Down East Discoveries

Bar Harbor, ME
18 June 2011

A trip to Maine always reminds me of my aunt, who first introduced me to some of the best of the Pine Tree State twenty-five years ago. We camped at Camden Hills and wandered the coast from Boothbay to Lubec. Breathtaking scenery, even for a teenager.

But since those formative trips, I’ve visited places the family avoided (Shall I name them?). Bar Harbor is one of those places. Actually, on that first rip in August 1986, we detoured through Bar Harbor. Before we crossed into the village, though, we rolled up the windows and locked the doors. We never stopped. We just cruised through, gazing at the touristy shops and the tourists much like rich suburbanites pass cautiously through the ghettos, as if to scare the kids into obedience: “This is what happens to bad teens who drink beer before turning 21…” In our case, it was the fate of those who stayed in city hotels instead of rural motels with asphalt front lawns and “vintage” aluminum deck chairs outside each unit.

This time, I found Bar Harbor rather charming, if not yet overrun by summer hoards. Many schools are still in session, or finished yesterday. Even wanderlusty parents couldn’t pack the kids that soon after the final dismissal bell rings.

Poppa was a brochure man. He picked up tourist pamphlets all over the place, or sent away for them. Maybe that’s where I got it. I pack too much to read before leaving home, then amass a library of brochures, local weeklies, new books and slick magazines, none of which I ever have time to read, compulsive as I am about exploring from dawn to dark everywhere I go.

Today, reading guidebooks and studying maps and looking out over blue water, grey rocks and green hills makes me long to see more, to stay longer. I want to chain myself to a tree in Blue Hill, eating Nervous Nellies Jams & Jellies with my hands, fingers cupped like a primitive spoon for scooping sweet blueberry preserves out of jars and right into my mouth.

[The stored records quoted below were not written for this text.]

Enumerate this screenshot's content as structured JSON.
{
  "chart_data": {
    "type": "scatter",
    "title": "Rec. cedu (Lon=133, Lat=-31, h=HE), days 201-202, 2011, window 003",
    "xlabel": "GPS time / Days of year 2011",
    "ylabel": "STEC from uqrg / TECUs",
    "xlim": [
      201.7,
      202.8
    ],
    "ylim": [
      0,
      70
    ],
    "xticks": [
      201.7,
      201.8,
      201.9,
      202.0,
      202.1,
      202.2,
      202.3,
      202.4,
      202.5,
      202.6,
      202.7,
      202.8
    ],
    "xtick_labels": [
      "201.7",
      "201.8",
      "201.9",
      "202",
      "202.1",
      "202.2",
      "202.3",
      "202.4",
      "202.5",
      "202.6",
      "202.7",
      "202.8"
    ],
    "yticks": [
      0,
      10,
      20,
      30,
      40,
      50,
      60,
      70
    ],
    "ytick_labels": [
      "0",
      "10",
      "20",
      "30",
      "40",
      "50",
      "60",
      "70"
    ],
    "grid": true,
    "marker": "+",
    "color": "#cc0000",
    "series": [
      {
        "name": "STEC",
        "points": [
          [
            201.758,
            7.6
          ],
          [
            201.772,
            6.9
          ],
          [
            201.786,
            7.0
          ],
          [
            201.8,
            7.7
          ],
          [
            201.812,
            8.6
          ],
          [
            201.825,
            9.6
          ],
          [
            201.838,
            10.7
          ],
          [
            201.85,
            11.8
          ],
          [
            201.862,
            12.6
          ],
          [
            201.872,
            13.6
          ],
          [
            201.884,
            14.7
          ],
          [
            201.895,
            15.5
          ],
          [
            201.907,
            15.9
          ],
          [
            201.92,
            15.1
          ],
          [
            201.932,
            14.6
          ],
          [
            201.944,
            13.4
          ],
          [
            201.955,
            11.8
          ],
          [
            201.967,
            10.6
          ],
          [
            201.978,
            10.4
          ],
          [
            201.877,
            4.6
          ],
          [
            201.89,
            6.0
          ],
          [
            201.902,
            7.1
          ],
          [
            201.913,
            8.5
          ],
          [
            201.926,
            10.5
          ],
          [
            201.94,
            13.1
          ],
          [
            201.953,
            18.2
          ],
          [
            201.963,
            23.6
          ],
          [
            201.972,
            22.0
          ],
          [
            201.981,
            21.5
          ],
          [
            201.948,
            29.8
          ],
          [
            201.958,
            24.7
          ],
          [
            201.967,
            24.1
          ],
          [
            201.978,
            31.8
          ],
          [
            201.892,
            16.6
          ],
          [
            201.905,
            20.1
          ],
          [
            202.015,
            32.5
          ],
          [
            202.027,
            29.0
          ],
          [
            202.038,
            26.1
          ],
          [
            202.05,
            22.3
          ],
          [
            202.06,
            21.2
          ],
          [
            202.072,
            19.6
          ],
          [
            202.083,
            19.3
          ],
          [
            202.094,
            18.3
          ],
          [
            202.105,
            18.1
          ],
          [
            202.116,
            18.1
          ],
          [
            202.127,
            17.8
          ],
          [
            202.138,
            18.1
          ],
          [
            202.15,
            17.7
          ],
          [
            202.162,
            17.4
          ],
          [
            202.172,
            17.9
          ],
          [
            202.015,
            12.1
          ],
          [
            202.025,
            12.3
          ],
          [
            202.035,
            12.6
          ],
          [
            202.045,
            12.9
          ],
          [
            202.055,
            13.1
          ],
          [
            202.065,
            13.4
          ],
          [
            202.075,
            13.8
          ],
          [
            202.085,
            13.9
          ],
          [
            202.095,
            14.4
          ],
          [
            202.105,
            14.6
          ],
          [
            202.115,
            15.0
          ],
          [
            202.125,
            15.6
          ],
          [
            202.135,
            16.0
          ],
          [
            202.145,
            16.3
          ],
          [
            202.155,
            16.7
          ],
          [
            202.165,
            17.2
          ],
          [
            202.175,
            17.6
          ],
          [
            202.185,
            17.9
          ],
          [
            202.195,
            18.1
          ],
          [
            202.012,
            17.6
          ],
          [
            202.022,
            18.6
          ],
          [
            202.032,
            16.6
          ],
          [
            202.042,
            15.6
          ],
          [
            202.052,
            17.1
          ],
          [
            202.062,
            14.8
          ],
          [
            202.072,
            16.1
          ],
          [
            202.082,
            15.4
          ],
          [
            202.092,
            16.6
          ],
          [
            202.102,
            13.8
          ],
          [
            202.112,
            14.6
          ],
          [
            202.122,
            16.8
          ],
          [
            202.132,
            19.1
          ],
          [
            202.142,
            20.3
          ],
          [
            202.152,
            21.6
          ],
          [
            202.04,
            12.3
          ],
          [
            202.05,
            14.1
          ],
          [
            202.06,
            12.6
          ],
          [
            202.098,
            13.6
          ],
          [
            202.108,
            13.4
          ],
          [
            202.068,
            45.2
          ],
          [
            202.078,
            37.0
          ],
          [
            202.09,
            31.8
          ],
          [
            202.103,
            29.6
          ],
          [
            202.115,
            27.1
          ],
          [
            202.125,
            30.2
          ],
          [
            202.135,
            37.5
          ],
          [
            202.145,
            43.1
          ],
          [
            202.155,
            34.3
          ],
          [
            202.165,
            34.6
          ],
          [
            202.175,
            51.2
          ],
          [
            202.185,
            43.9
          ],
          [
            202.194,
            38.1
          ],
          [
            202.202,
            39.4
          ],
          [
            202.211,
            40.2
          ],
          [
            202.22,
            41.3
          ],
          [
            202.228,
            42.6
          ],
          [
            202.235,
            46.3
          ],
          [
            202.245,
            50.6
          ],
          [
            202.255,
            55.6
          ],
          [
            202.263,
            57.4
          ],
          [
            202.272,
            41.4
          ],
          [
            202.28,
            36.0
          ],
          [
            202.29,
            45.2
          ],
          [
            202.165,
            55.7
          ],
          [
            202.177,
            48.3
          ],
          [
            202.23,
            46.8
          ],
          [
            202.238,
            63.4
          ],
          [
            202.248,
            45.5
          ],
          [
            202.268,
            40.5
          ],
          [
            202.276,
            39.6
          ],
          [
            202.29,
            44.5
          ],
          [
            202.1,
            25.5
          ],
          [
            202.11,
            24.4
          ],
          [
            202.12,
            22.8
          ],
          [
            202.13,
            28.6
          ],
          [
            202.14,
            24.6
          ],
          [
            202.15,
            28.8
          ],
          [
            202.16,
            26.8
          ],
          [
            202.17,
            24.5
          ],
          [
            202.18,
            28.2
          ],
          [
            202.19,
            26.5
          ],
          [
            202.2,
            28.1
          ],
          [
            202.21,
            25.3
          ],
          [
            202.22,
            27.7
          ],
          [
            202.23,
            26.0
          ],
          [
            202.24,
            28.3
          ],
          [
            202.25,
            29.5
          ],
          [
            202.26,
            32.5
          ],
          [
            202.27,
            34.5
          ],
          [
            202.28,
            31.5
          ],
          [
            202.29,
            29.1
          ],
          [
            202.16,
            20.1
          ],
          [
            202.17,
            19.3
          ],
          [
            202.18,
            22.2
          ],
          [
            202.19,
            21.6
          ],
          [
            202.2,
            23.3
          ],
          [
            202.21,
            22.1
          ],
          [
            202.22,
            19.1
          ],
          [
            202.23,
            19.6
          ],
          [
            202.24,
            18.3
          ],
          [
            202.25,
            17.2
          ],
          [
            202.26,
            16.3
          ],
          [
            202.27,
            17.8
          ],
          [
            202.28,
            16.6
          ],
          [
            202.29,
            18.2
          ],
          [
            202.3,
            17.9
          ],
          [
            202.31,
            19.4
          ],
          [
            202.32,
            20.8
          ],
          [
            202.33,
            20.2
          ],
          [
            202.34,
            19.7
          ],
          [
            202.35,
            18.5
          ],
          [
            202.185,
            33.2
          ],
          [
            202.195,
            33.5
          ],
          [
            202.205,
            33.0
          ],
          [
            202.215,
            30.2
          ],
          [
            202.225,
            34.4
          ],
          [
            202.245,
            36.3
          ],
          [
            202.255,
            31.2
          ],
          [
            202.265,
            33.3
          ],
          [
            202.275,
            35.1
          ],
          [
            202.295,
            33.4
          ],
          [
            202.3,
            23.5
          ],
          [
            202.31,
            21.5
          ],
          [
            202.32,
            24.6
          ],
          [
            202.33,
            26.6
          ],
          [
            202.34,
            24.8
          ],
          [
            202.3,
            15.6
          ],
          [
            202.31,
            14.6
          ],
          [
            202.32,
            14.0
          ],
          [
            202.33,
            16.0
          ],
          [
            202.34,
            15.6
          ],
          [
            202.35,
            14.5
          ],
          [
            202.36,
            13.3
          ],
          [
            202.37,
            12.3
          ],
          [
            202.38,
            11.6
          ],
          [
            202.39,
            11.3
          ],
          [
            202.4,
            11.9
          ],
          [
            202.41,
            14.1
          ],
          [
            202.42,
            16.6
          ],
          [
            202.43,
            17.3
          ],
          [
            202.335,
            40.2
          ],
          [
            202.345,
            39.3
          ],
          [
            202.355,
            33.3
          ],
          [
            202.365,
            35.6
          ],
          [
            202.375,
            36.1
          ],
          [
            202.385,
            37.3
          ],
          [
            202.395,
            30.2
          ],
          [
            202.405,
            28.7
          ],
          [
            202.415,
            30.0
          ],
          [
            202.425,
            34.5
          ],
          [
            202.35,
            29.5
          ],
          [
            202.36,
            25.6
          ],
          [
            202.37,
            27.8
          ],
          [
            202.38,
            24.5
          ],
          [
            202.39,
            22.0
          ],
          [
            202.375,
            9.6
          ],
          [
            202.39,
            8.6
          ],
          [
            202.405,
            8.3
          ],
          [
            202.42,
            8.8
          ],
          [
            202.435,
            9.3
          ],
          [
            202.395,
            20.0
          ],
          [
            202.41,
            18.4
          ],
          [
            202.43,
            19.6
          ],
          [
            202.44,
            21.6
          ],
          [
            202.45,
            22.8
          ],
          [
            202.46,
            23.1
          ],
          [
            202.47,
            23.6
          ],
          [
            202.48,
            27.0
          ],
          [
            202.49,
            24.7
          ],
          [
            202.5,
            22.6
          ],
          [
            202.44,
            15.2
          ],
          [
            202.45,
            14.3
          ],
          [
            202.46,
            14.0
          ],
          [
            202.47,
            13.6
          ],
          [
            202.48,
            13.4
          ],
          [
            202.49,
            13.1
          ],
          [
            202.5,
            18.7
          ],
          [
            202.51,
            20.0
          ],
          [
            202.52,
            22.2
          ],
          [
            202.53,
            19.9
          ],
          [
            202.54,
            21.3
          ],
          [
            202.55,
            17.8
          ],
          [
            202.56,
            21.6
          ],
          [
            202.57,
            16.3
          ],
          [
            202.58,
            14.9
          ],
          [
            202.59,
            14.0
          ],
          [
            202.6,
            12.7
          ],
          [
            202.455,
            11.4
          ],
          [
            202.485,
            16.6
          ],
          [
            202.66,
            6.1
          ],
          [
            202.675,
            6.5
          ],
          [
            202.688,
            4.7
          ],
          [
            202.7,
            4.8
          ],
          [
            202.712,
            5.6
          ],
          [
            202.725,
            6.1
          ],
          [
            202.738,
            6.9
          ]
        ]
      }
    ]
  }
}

My sister served steamed lobster and clam chowdah Wednesday night. That was yummo. Last night, we had lobster “subs” at Roy’s in Auburn. Big helping of shredded meat with too much mayo. Described as a sub, I expected lettuce & tomato. My traveling companion asked for coleslaw with his. “We only have fries.” There was — literally — not a single vegetable in the place, except for relish. The clientèle, all locals, looked like they weren’t much for veg. I guess you play to your audience.

We had an EXCEPTIONAL meal of local food at Cleonice in Ellsworth last night. The 1930s-era ice-cream parlor has booths with original wooden arches setting each apart like a little room. The long counter is still there, but the shelves are lined with spirits, some of them local, memorable. I plan to slip away today to go up to Bartlett’s Maine Estate Winery in Gouldsboro. That French white oak-aged dry blueberry wine is worth the detour when one is so close already. And now they make brandy.

Who has a scheme for how to stay the summer?